The rapid growth of computer technology has transformed the medical sector in an exceptional manner, as the country endeavors to turn paper records into electronic records. However, electronic health records do not provide complete protection of information that they hold. Security risks still exist despite protection from the government. The government should contemplate amending the HIPAA (Health Insurance Portability and Accountability Act), which was enacted by Congress in 1996 to tackle the issue of security and privacy of healthcare data (Pasternack 818).
The current HIPAA covers only “covered entities”, thus, allowing the uncovered entities to reveal protected health information to other parties without the patients’ authorization. The covered entities may opt to disclose the protected health information if they believe that doing so will reduce any imminent threat. In addition to this, non-covered entities, such as Google Health, allow consumers to store their health information freely at their own pleasure. The web-based system permits users to control their health information through editing, viewing, and sharing that information. However, users may forget to limit other people’s to access their information before leaving the website.
The government should endeavor to formulate standardized regulations to safeguard Electronic health records (EHR) usually offer a level of functionality that traditional paper records cannot afford to give. EHR can be connected together, thus, maximizing their coordination and accessibility. This allows patients to receive care anywhere, rather than only in hospital settings. Doctors can also access a patient’s treatment history with ease due to the interconnection of records. Due to their legibility, the risks of incorrect prescriptions will be reduced. Thus, the government should adopt the use of EHR systems and implement standardized regulations to guide the client-server systems.
Standardized regulations are crucial in maintaining electronic medical records, as it becomes easier to access the records. HIPAA forbids covered entities from revealing protected health information but does not have the power to restrict non-covered entities from exposing the EHR without the client’s authorization. The government should take control of web-based systems to restrict the inappropriate utilization of health information. The government has the capacity to monitor these systems, in addition to offering other organizations that deal with health care provides the access to health information.
Recommendations for HIPAA Regulations
There is a need to review the law governing health care information, as the current law is highly fragmented. As a member of the advisory board in the US Department of Health and Human Services, I would recommend the government to compel Congress to expand the list of entities that the HIPAA has to cover to allow consumers with limited access to health information to be protected. This list should incorporate both covered and non-covered entities.

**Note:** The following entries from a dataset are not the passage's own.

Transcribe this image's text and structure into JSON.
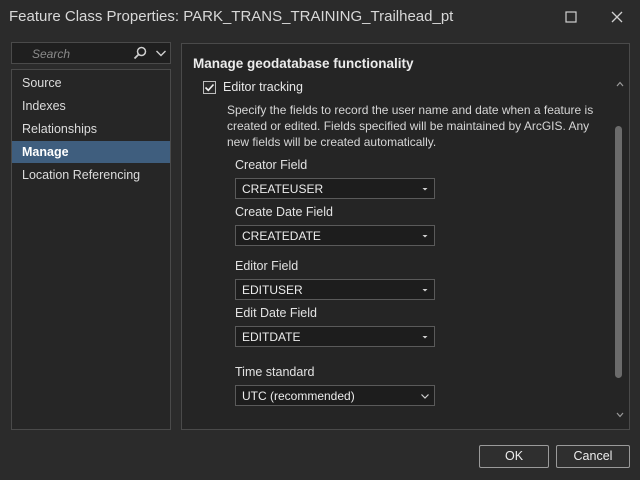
{
  "window": {
    "title": "Feature Class Properties: PARK_TRANS_TRAINING_Trailhead_pt",
    "minimize_icon": "maximize-square-icon",
    "close_icon": "close-icon"
  },
  "search": {
    "placeholder": "Search",
    "icon": "search-icon",
    "dropdown_icon": "chevron-down-icon"
  },
  "sidebar": {
    "items": [
      {
        "label": "Source",
        "selected": false
      },
      {
        "label": "Indexes",
        "selected": false
      },
      {
        "label": "Relationships",
        "selected": false
      },
      {
        "label": "Manage",
        "selected": true
      },
      {
        "label": "Location Referencing",
        "selected": false
      }
    ],
    "selected_color": "#3f5e7e"
  },
  "main": {
    "section_title": "Manage geodatabase functionality",
    "editor_tracking": {
      "label": "Editor tracking",
      "checked": true,
      "description": "Specify the fields to record the user name and date when a feature is created or edited. Fields specified will be maintained by ArcGIS. Any new fields will be created automatically."
    },
    "fields": [
      {
        "label": "Creator Field",
        "value": "CREATEUSER"
      },
      {
        "label": "Create Date Field",
        "value": "CREATEDATE"
      },
      {
        "label": "Editor Field",
        "value": "EDITUSER"
      },
      {
        "label": "Edit Date Field",
        "value": "EDITDATE"
      },
      {
        "label": "Time standard",
        "value": "UTC (recommended)"
      }
    ]
  },
  "buttons": {
    "ok": "OK",
    "cancel": "Cancel"
  }
}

Congress should guarantee protection to clients who seek to sue the state or any other organization that acts against their will.
HIPAA should allocate a private right to the victims whose security rights have been breached. The creation of the private right of action will assist the consumer in seeking redress (Pasternack 839). The Privacy Rule should offer details concerning the type of use that individual would identify the protected health information. The rule should also give room for conducting health research. Qualified personnel, who have permission from the Privacy Board, should carry out research.

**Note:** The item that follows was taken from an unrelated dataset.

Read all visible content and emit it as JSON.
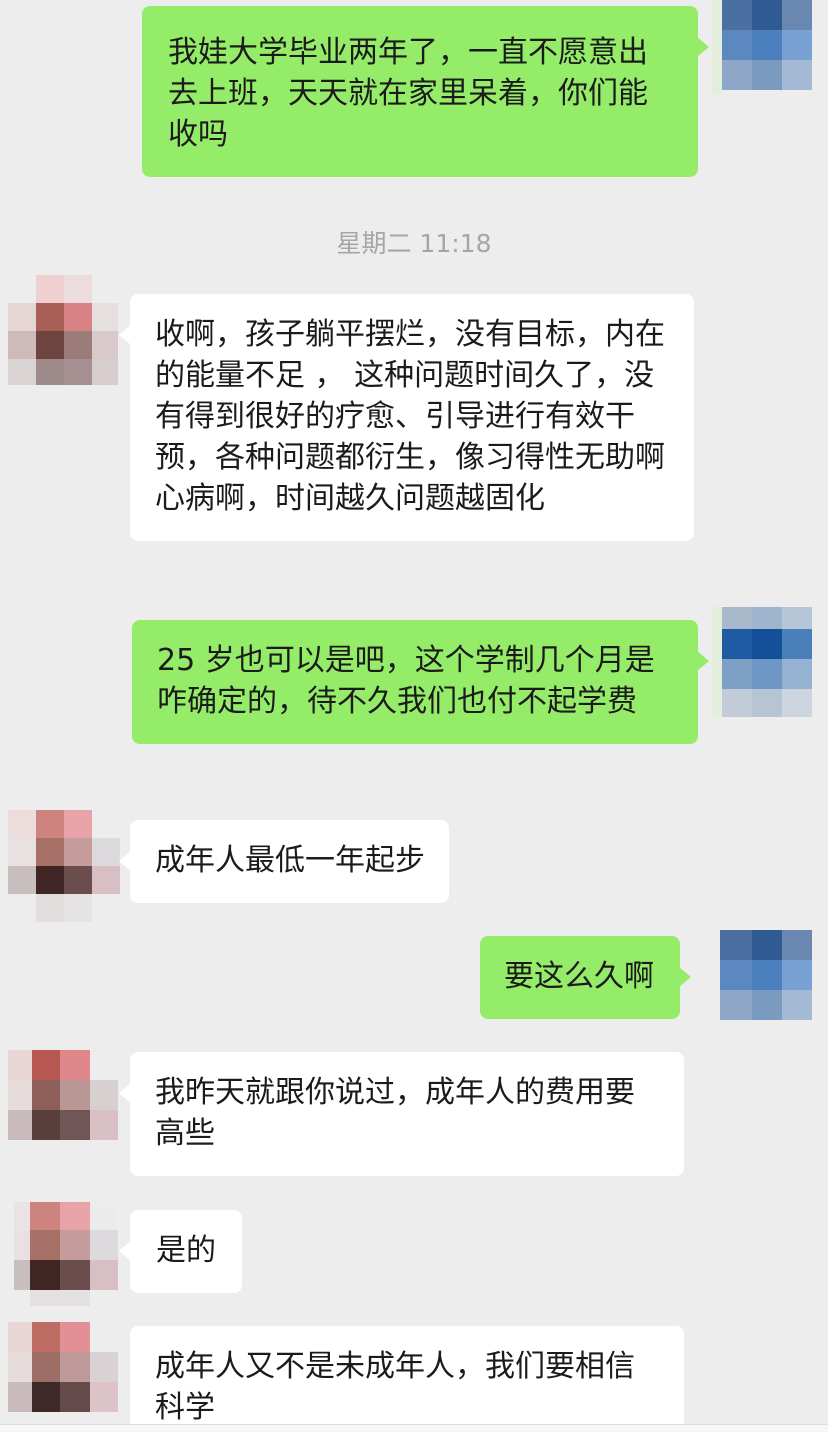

Public disclosure requirements should be implemented to provide consumers with all information that they may need pertaining to the genuine security of their health information. This will enable consumers to make choices on how their information should be stored. The HIPAA should ensure that patients are offered a Notice of Privacy Practice showing how the covered entity will protect their health information, in addition to specifying their rights (Hristidis 112). All health institutions should ensure that their systems are capable of securing health information. Health insurers should also provide notices occasionally to their customers.
The time that the health information is disclosed is extremely important because it will allow the client to undertake a remedial action to safeguard one’s identity after a breach of data. Thus, HIPAA should be audited periodically to ensure that no permissible disclosure is made. Auditing will also help to ensure that there is no violation of privacy and security (Posa and Terry). IT (Information Technology) officers should be utilized in auditing to explain how EHRs work.
To exhibit compliance and adherence to the rules, a review should be made on individuals who may be having physical access to the prohibited sites, in addition to monitoring their actual access. Only a few members should be permitted to make any changes to the security system. A covered entity should execute policies and actions to guide the EHR. Data must be secured before being transmitted to other locations to avoid hacking. A proposed remedy on the security and privacy of the EHRs should ensure that the risks are awarded to the body that can deal with the risks appropriately.
Hristidis, V. (2010). Information discovery on electronic health records. Boca Raton: Taylor & Francis.
Pasternack, Eric S. “HIPAA in the Age of Electronic Health Records” Rutgers Law Journal, 41(817).817-846 (n.d). Web. 19 March 2014 http://lawjournal.rutgers.edu/sites/lawjournal.rutgers.edu/files/issues/v41/3/08PasternackVol.41.3.r_1.pdf
Posa, Ray, and Mark Terry. “Are You Ready for a HIPAA Audit?” Medical economics 88.11 (2011): 40,40,44,46,49. ProQuest. Web. 19 Mar. 2014.